Criteria to be used in price approval are imprecisely defined in the Government’s directives and bylaws of the Federal Ministry of Economy. In the case of domestically produced medical drugs, the applicant is required to file with the Ministry of Economy an economically substantiate support for his price, including output data and forecasts of the production scale, drug cost calculation, and book and planned profits. In the case of imported medical drugs, the applicant is to provide figures on the prices of his drug in the producer’s country and in other countries where it is registered, and drug sales data on the Russian market in the preceding half-year. Approval may be denied on such grounds as filing of false information or significant overpricing of the drug over its prices in other countries for commensurate transportation and storage costs. These vague criteria give broad scope for their arbitrary interpretation and, therefore, an opportunity for bureaucrats to capitalize on their official position.

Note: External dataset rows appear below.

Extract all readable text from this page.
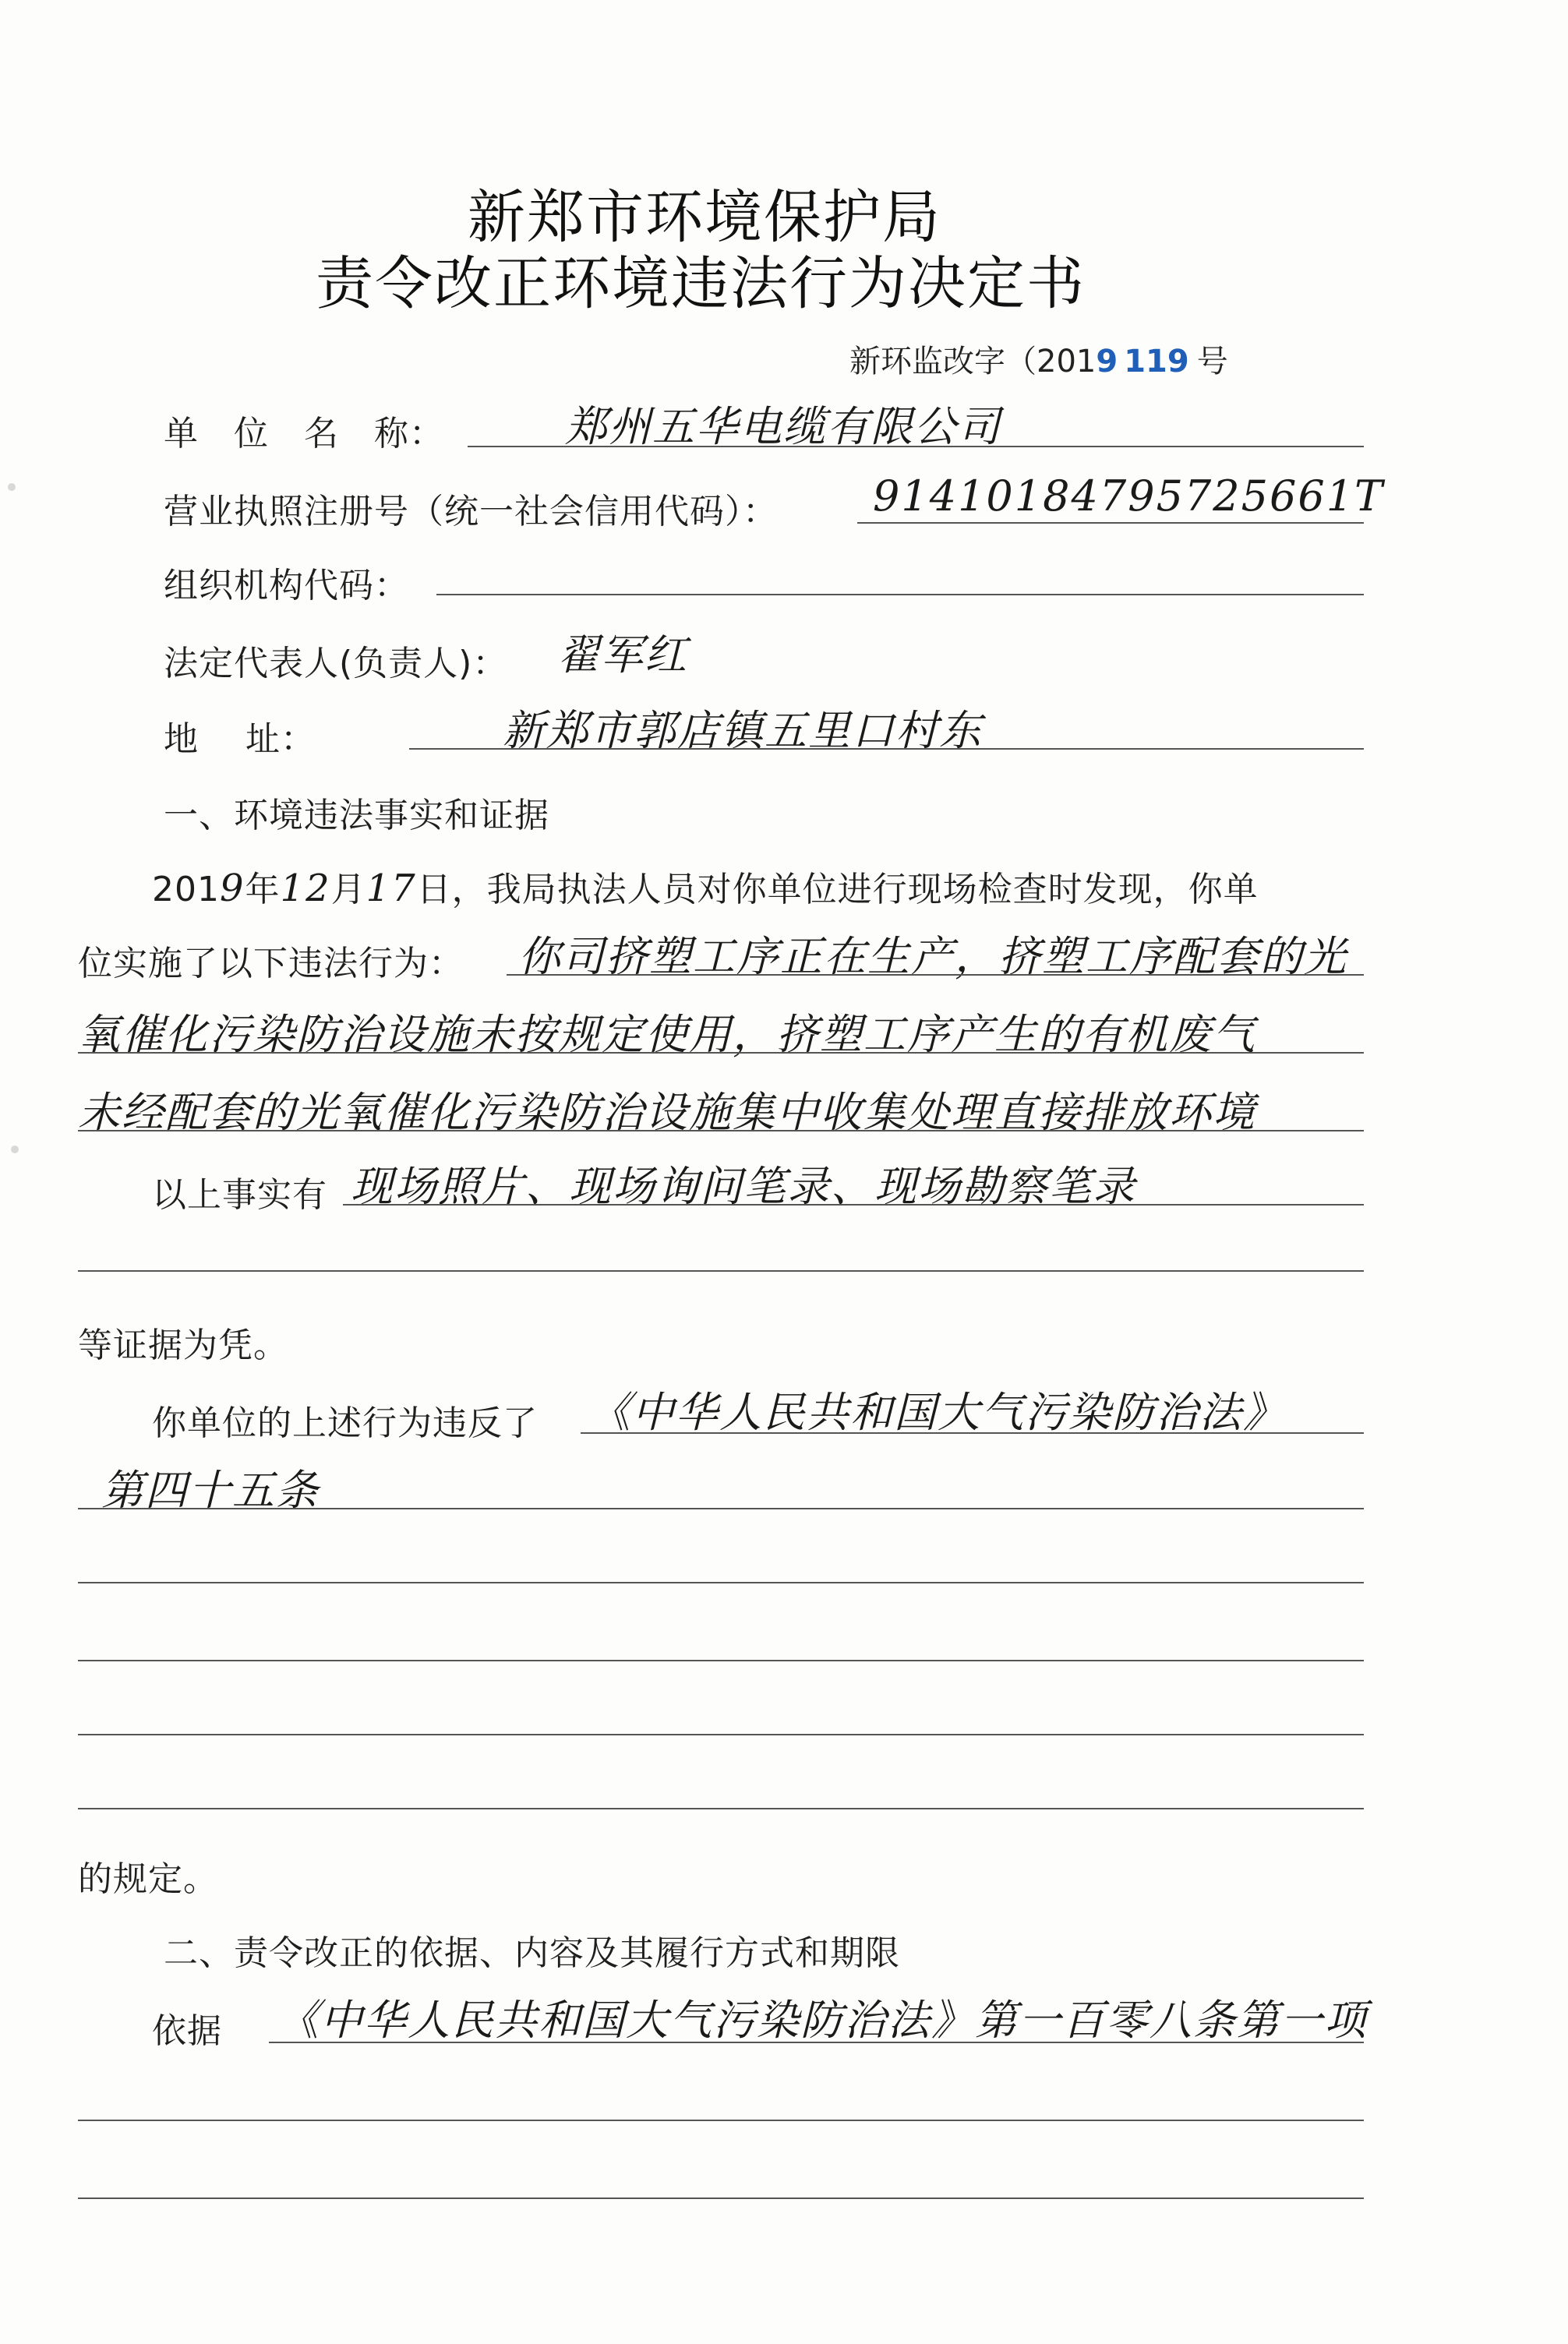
新郑市环境保护局
责令改正环境违法行为决定书
新环监改字（2019 119 号
单 位 名 称：	郑州五华电缆有限公司
营业执照注册号（统一社会信用代码）： 91410184795725661T
组织机构代码：
法定代表人(负责人)： 翟军红
地    址：	新郑市郭店镇五里口村东
一、环境违法事实和证据
2019年12月17日，我局执法人员对你单位进行现场检查时发现，你单
位实施了以下违法行为： 你司挤塑工序正在生产，挤塑工序配套的光
氧催化污染防治设施未按规定使用，挤塑工序产生的有机废气
未经配套的光氧催化污染防治设施集中收集处理直接排放环境
以上事实有 现场照片、现场询问笔录、现场勘察笔录
等证据为凭。
你单位的上述行为违反了 《中华人民共和国大气污染防治法》
第四十五条
的规定。
二、责令改正的依据、内容及其履行方式和期限
依据 《中华人民共和国大气污染防治法》第一百零八条第一项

Prices for domestically produced medicines are registered in rubles, while those for imports are set down in both foreign exchange and rubles. Prices in rubles are to be adjusted following publication of producer’s prices, at least once every quarter. This approach allows the registered price level to be brought up level with the inflation rate and encourages the producer to overstate his prices to prevent inflation-related losses.
Wholesale companies purchasing medicaments from foreign and domestic producers are now compelled to either fit their prices within the upscale markup brackets set by Federation members or claim a share in the redistribution of producer incomes.
In the end, the measures used to restrain prices and supply health care institutions with medicines may yield little effect, since producers and importers have a high stake in overstating their registered prices, helped in their ambitions by the existing registration mechanism. These apprehensions were confirmed with the commencement of official registration of prices for medicines: registered prices turned out to be an average 30 per cent above wholesale prices advertised in promotional publications.